Fright night is LADIES’ NIGHT at last
Toronto director sees a need for new perspectives as all-female horror anthology film premieres to cheers at Sundance Film Festival
PARK CITY, UTAH— Most people would say the main purpose of a horror film is to scare the bejeebers out of us. Not the women behind XX, the first all-female horror anthology, which had its world premiere early Monday at the Sundance Film Festival. They see fright films as a form of empowerment and advancement.
“It was created in direct response to the lack of opportunities for women in film, particularly in the horror genre,” Toronto writer/director Jovanka Vuckovic told a packed and cheering audience at the Library Theatre, which braved a very dark and snow-stormy night to attend the midnight screening.
“We’re very, very happy that you’re all here to share this historic moment with us . . . I think that the horror genre is badly in need of new perspectives and women have that to offer in spades.”
The films had three rules, said Vuckovic, who is also one of the producers of XX: they had to be written by women, directed by women and star women in key roles.
Vuckovic, an award-winning filmmaker whose first short The Captured Bird was executive produced by horrormeister Guillermo del Toro, wrote and directed The Box, the first of the four mini-terrors, each about 20 minutes long, bundled in XX. The anthology is scheduled for a Feb. 17 theatrical release.

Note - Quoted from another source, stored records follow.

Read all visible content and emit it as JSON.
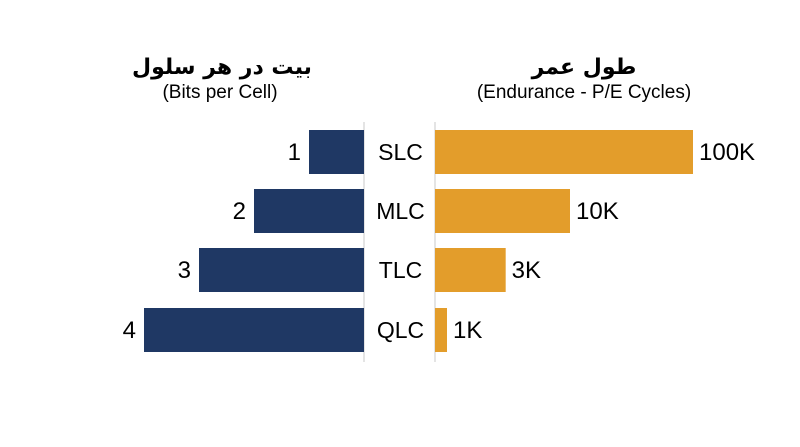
{
  "chart_data": {
    "type": "bar",
    "categories": [
      "SLC",
      "MLC",
      "TLC",
      "QLC"
    ],
    "left_panel": {
      "title": "بیت در هر سلول",
      "subtitle": "(Bits per Cell)",
      "values": [
        1,
        2,
        3,
        4
      ],
      "value_labels": [
        "1",
        "2",
        "3",
        "4"
      ],
      "color": "#1f3864"
    },
    "right_panel": {
      "title": "طول عمر",
      "subtitle": "(Endurance - P/E Cycles)",
      "values": [
        100000,
        10000,
        3000,
        1000
      ],
      "value_labels": [
        "100K",
        "10K",
        "3K",
        "1K"
      ],
      "scale": "log",
      "color": "#e39d2b"
    },
    "grid": false,
    "legend": "none"
  }
}
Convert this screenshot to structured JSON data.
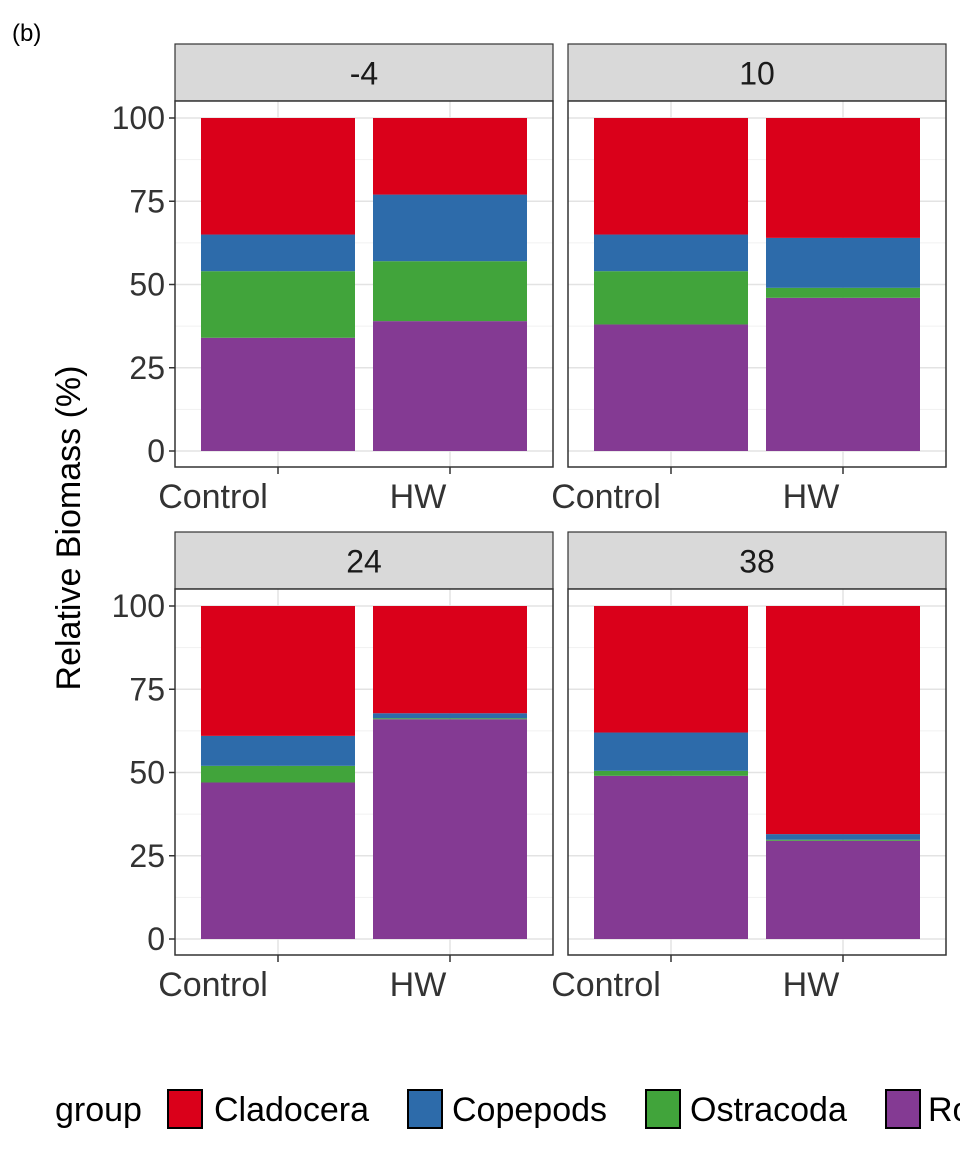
{
  "figure": {
    "panel_label": "(b)"
  },
  "colors": {
    "Cladocera": "#DA001A",
    "Copepods": "#2D6BAA",
    "Ostracoda": "#41A43B",
    "Rotifera": "#843A93"
  },
  "chart_data": {
    "type": "bar",
    "stacked": true,
    "ylabel": "Relative Biomass (%)",
    "xlabel": "",
    "ylim": [
      0,
      100
    ],
    "yticks": [
      0,
      25,
      50,
      75,
      100
    ],
    "grid": true,
    "legend": {
      "position": "bottom",
      "title": "group",
      "entries": [
        "Cladocera",
        "Copepods",
        "Ostracoda",
        "Ro"
      ]
    },
    "facets": [
      "-4",
      "10",
      "24",
      "38"
    ],
    "categories": [
      "Control",
      "HW"
    ],
    "stack_order": [
      "Rotifera",
      "Ostracoda",
      "Copepods",
      "Cladocera"
    ],
    "panels": [
      {
        "facet": "-4",
        "bars": [
          {
            "category": "Control",
            "values": {
              "Rotifera": 34,
              "Ostracoda": 20,
              "Copepods": 11,
              "Cladocera": 35
            }
          },
          {
            "category": "HW",
            "values": {
              "Rotifera": 39,
              "Ostracoda": 18,
              "Copepods": 20,
              "Cladocera": 23
            }
          }
        ]
      },
      {
        "facet": "10",
        "bars": [
          {
            "category": "Control",
            "values": {
              "Rotifera": 38,
              "Ostracoda": 16,
              "Copepods": 11,
              "Cladocera": 35
            }
          },
          {
            "category": "HW",
            "values": {
              "Rotifera": 46,
              "Ostracoda": 3,
              "Copepods": 15,
              "Cladocera": 36
            }
          }
        ]
      },
      {
        "facet": "24",
        "bars": [
          {
            "category": "Control",
            "values": {
              "Rotifera": 47,
              "Ostracoda": 5,
              "Copepods": 9,
              "Cladocera": 39
            }
          },
          {
            "category": "HW",
            "values": {
              "Rotifera": 66,
              "Ostracoda": 0.3,
              "Copepods": 1.5,
              "Cladocera": 32.2
            }
          }
        ]
      },
      {
        "facet": "38",
        "bars": [
          {
            "category": "Control",
            "values": {
              "Rotifera": 49,
              "Ostracoda": 1.5,
              "Copepods": 11.5,
              "Cladocera": 38
            }
          },
          {
            "category": "HW",
            "values": {
              "Rotifera": 29.5,
              "Ostracoda": 0.3,
              "Copepods": 1.7,
              "Cladocera": 68.5
            }
          }
        ]
      }
    ]
  }
}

Filmed in Toronto, The Box begins aboard a crowded TTC train where a frazzled mother (Natalie Brown) is taking her two young children, a son and a daughter, home for supper after an exhausting day of fun. They sit next to an odd little man holding a large present, brightly wrapped in red paper, who offers a peek inside to the curious son. What happens next needs to be seen, not described, but it’s not out of place to mention that a scene from Night of the Living Dead will pop up on the family’s TV screen later that night.
The other shorts are The Birthday Party by Annie Clark, alias the pop star known as St. Vincent, making her directorial debut; Don’t Fall by Roxanne Benjamin, who made her directing debut with the maledominated 2015 horror anthology Southbound; and Her Only Living Son by Karyn Kusama, whose groundbreaking female boxing film Girlfight won the 2000 director’s prize at Sundance.
The four films are connected by a wonderfully sinister animated sequence involving a creepy doll, directed by Sofia Carrillo, who has obviously seen a Tim Burton film or two, and who really qualifies as the fifth director of this anthology.
“I think what we’re trying to do is show that (horror) is not all just that one thing that people have the image of,” Benjamin said. “It’s many things. It’s that sense of creeping dread, it’s building tension, unease.”
Is there something about the XX shorts that makes them particularly female?
Only, perhaps, in that three of the four films involve a mother or maternal figure attempting to shield children from advancing terror.
As with male-directed horror films, there’s no shortage of blood, gore, screams, jump scares and things that go bump in the night.
The four films within XX are all strikingly original, with the exception of Kusama’s Her Only Living Son, which borrows a little too freely from Rosemary’s Baby.
Kusama was the only one of the XX directors not present at the screening. She skipped Sundance so she could participate in the Women’s March on Washington over the weekend to protest the new administration of U.S. President Donald Trump.
She sent a note, read to the audi- ence, about how she views Trump’s rise as a form of evil that horror films can help exorcise.
“I think we’re seeing very clearly that there is indeed evil in the world and I’m happy that the four of us have a chance to interpret, give voice to and resist some of that evil.”
Call Me by Your Name triumphs: Sundance audiences and critics alike are swooning over Luca Guadagnino’s Call Me by Your Name, a coming-of-age drama which had its world premiere here Sunday evening.
Adapted from André Aciman’s 1980s-set novel of a young man’s sexual awakening, it stars Armie Hammer as a visiting American scholar staying for the summer in northern Italy, in the family abode of a teenager played by newcomer Timothée Chalamet.
A relationship begins, very slowly, allowing viewers to drink in the intoxicating sights, sounds and moods of Guadagnino’s exquisite film.
Recalling Blue Is the Warmest Color and the current Oscar likely Moonlight, the film is a rich arthouse experience that may well cross over to the mainstream. I’ll have more to say about it later.